A) Direct/computed K7 (fast and exact up to FP rounding)
#include <stdio.h>
#include <math.h>
int main(void) {
double C1 = -2783.02, C2 = -3921.87, j = 2.33, W = 801.15, xs = 1.04;
double A = (C1/(j*j)) * sin(xs/j) / xs
+ (C2/(j*j)) * cos(xs/j) / xs
- (W*j*j/2.0) / xs;
for (int i = 0; i < 1000000; ++i) {
for (int xi = 0; xi <= 9; ++xi) { // xi = 0..9 -> 0.0 .. 0.9
double k6 = i + xi / 10.0;
double k7 = (A - k6) * xs; // exact required K7
long k7_tenths = lround(k7 * 10.0); // nearest tenth
// check if k7 rounded to tenths equals the exact value
if (fabs(k7 - (k7_tenths / 10.0)) < 1e-8) {
printf("Found K6 = %.1f K7 = %.1f\n", k6, k7_tenths / 10.0);
return 0;
}
}
}
printf("No match found\n");
return 0;
}
B) If you must brute-force the original way, use integer counters and integer tenths comparison:
for (int i = 0; i < MAX_I; ++i) {
for (int k = 0; k < MAX_K; ++k) {
for (int xi = 0; xi <= 9; ++xi) {
double x = xi / 10.0;
double k6 = i + x;
double equation = /* compute RHS for this k */ ;
long eq_tenths = lround(equation * 10.0);
long k6_tenths = i * 10 + xi;
if (eq_tenths == k6_tenths) { /* match */ }
}
}
}
Notes:
- Use int/long for counters; avoid float loop variables.
- Use lround/lrint to round to nearest integer, not simple cast which truncates.
- Choose tolerances consistent with double precision (1e-8 or smaller for tenths is usually safe when working with doubles).

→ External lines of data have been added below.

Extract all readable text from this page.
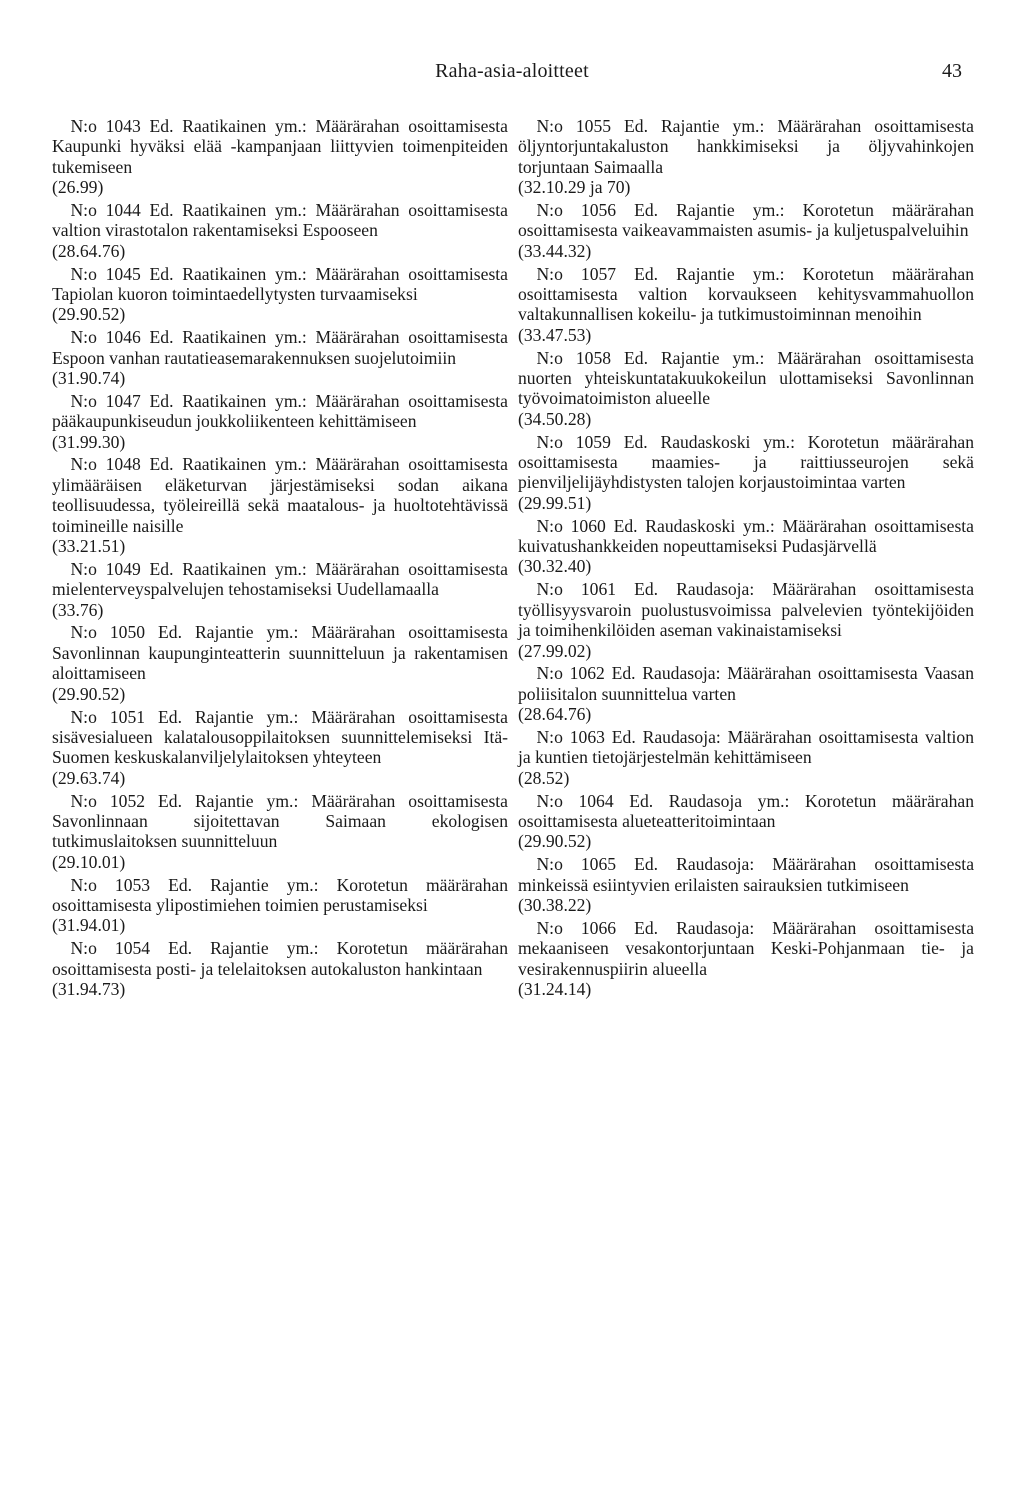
Raha-asia-aloitteet	43

N:o 1043 Ed. Raatikainen ym.: Määrärahan osoittamisesta Kaupunki hyväksi elää -kampanjaan liittyvien toimenpiteiden tukemiseen

(26.99)

N:o 1044 Ed. Raatikainen ym.: Määrärahan osoittamisesta valtion virastotalon rakentamiseksi Espooseen

(28.64.76)

N:o 1045 Ed. Raatikainen ym.: Määrärahan osoittamisesta Tapiolan kuoron toimintaedellytysten turvaamiseksi

(29.90.52)

N:o 1046 Ed. Raatikainen ym.: Määrärahan osoittamisesta Espoon vanhan rautatieasemarakennuksen suojelutoimiin

(31.90.74)

N:o 1047 Ed. Raatikainen ym.: Määrärahan osoittamisesta pääkaupunkiseudun joukkoliikenteen kehittämiseen

(31.99.30)

N:o 1048 Ed. Raatikainen ym.: Määrärahan osoittamisesta ylimääräisen eläketurvan järjestämiseksi sodan aikana teollisuudessa, työleireillä sekä maatalous- ja huoltotehtävissä toimineille naisille

(33.21.51)

N:o 1049 Ed. Raatikainen ym.: Määrärahan osoittamisesta mielenterveyspalvelujen tehostamiseksi Uudellamaalla

(33.76)

N:o 1050 Ed. Rajantie ym.: Määrärahan osoittamisesta Savonlinnan kaupunginteatterin suunnitteluun ja rakentamisen aloittamiseen

(29.90.52)

N:o 1051 Ed. Rajantie ym.: Määrärahan osoittamisesta sisävesialueen kalatalousoppilaitoksen suunnittelemiseksi Itä-Suomen keskuskalanviljelylaitoksen yhteyteen

(29.63.74)

N:o 1052 Ed. Rajantie ym.: Määrärahan osoittamisesta Savonlinnaan sijoitettavan Saimaan ekologisen tutkimuslaitoksen suunnitteluun

(29.10.01)

N:o 1053 Ed. Rajantie ym.: Korotetun määrärahan osoittamisesta ylipostimiehen toimien perustamiseksi

(31.94.01)

N:o 1054 Ed. Rajantie ym.: Korotetun määrärahan osoittamisesta posti- ja telelaitoksen autokaluston hankintaan

(31.94.73)

N:o 1055 Ed. Rajantie ym.: Määrärahan osoittamisesta öljyntorjuntakaluston hankkimiseksi ja öljyvahinkojen torjuntaan Saimaalla

(32.10.29 ja 70)

N:o 1056 Ed. Rajantie ym.: Korotetun määrärahan osoittamisesta vaikeavammaisten asumis- ja kuljetuspalveluihin

(33.44.32)

N:o 1057 Ed. Rajantie ym.: Korotetun määrärahan osoittamisesta valtion korvaukseen kehitysvammahuollon valtakunnallisen kokeilu- ja tutkimustoiminnan menoihin

(33.47.53)

N:o 1058 Ed. Rajantie ym.: Määrärahan osoittamisesta nuorten yhteiskuntatakuukokeilun ulottamiseksi Savonlinnan työvoimatoimiston alueelle

(34.50.28)

N:o 1059 Ed. Raudaskoski ym.: Korotetun määrärahan osoittamisesta maamies- ja raittiusseurojen sekä pienviljelijäyhdistysten talojen korjaustoimintaa varten

(29.99.51)

N:o 1060 Ed. Raudaskoski ym.: Määrärahan osoittamisesta kuivatushankkeiden nopeuttamiseksi Pudasjärvellä

(30.32.40)

N:o 1061 Ed. Raudasoja: Määrärahan osoittamisesta työllisyysvaroin puolustusvoimissa palvelevien työntekijöiden ja toimihenkilöiden aseman vakinaistamiseksi

(27.99.02)

N:o 1062 Ed. Raudasoja: Määrärahan osoittamisesta Vaasan poliisitalon suunnittelua varten

(28.64.76)

N:o 1063 Ed. Raudasoja: Määrärahan osoittamisesta valtion ja kuntien tietojärjestelmän kehittämiseen

(28.52)

N:o 1064 Ed. Raudasoja ym.: Korotetun määrärahan osoittamisesta alueteatteritoimintaan

(29.90.52)

N:o 1065 Ed. Raudasoja: Määrärahan osoittamisesta minkeissä esiintyvien erilaisten sairauksien tutkimiseen

(30.38.22)

N:o 1066 Ed. Raudasoja: Määrärahan osoittamisesta mekaaniseen vesakontorjuntaan Keski-Pohjanmaan tie- ja vesirakennuspiirin alueella

(31.24.14)
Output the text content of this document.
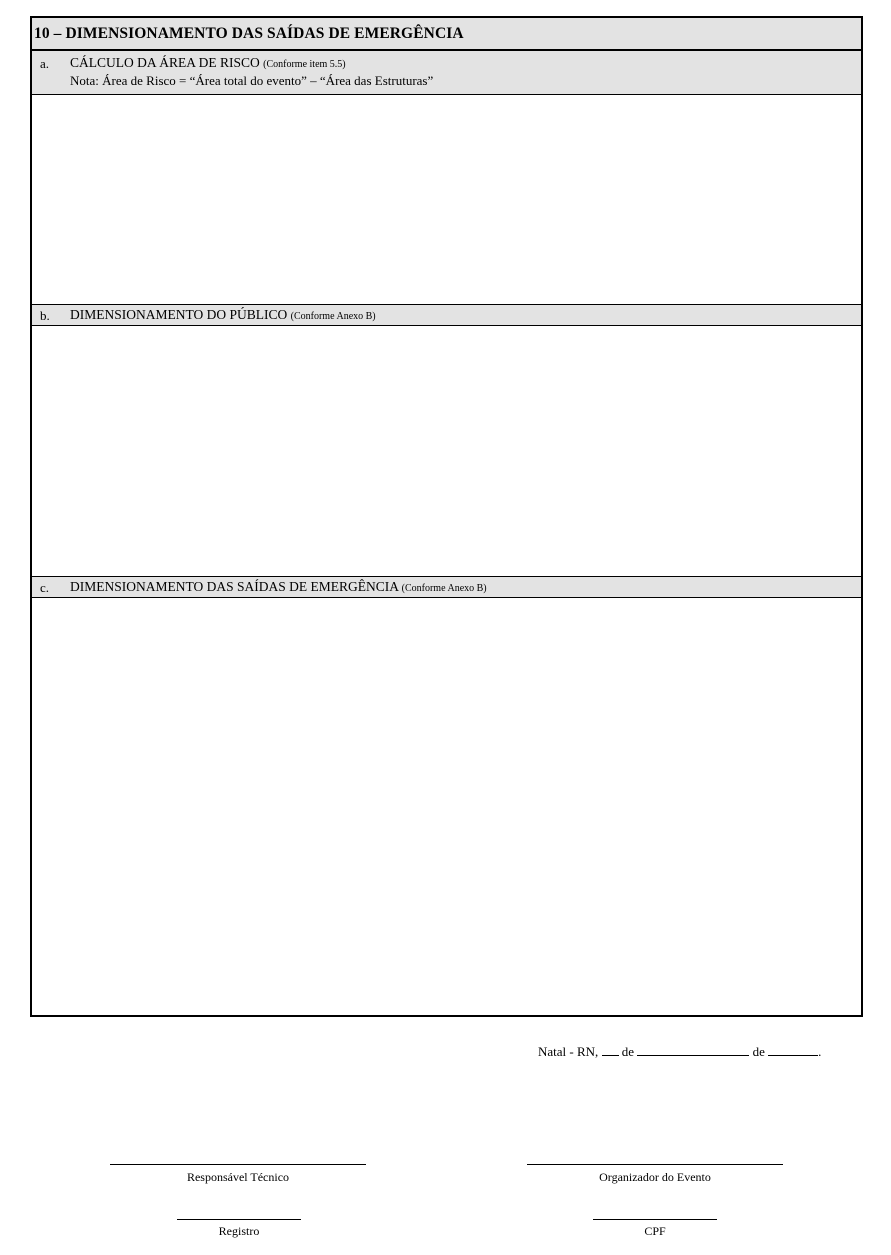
10 – DIMENSIONAMENTO DAS SAÍDAS DE EMERGÊNCIA
a. CÁLCULO DA ÁREA DE RISCO (Conforme item 5.5)
Nota: Área de Risco = “Área total do evento” – “Área das Estruturas”
b. DIMENSIONAMENTO DO PÚBLICO (Conforme Anexo B)
c. DIMENSIONAMENTO DAS SAÍDAS DE EMERGÊNCIA (Conforme Anexo B)
Natal - RN, de	de	.
Responsável Técnico	Organizador do Evento
Registro	CPF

Compile with math library: gcc -std=c11 -O2 -Wall -lm.
Sources
- https://stackoverflow.com/questions/9850663/comparing-same-float-values-in-c
- https://www.geeksforgeeks.org/c/comparison-float-value-c/
- https://www.reddit.com/r/C_Programming/comments/ql90ji/c_cant-detect_when_floating_point_number_equals/
- https://www.reddit.com/r/cprogramming/comments/1kxptm8/why_does_this-comparison_fail_with_float_in_c_but_work_with_double/
- https://how-to.fandom.com/wiki/Howto_compare_floating_point_numbers_in_the_C_programming_language
- https://floating-point-gui.de/errors/comparison/
- https://stackoverflow.com/questions/4915462/how-should-i-do-floating-point-comparison
- https://www.thebookofc.com/floating-point/comparing-floats-using-epsilon/
- https://www.reddit.com/r/cpp_questions/comments/1ap668e/float_comparison/
- https://softwareengineering.stackexchange.com/questions/323668/choosing-an-epsilon-when-comparing-floating-point-numbers-across-different-syste
- https://sites.google.com/a/phys.buruniv.ac.in/numerical/laboratory/example-codes/ordinary-differential-equations-in-gsl
- https://sites.google.com/a/phys.buruniv.ac.in/numerical/laboratory/example-codes/systems-of-linear-equations-in-gsl
- https://www.gnu.org/software/gsl/doc/html/ode-initval.html
- https://www.gnu.org/software/gsl/doc/html/poly.html
- https://stackoverflow.com/questions/40949616/gsl-gnu-solving-first-order-ordinary-differential-equation
Conclusion
The == operator tests exact stored binary equality in C, so decimal steps like 0.1 will rarely compare equal because 0.1 isn’t stored exactly. Use an epsilon-based test, rounding to tenths, or — best for discrete tenths — integer/fixed‑point scaling to compare reliably; and avoid float loop counters (use integer counters or compute K7 analytically). For robust numerical work or nonlinear systems, move to double precision and consider numeric libraries such as GSL.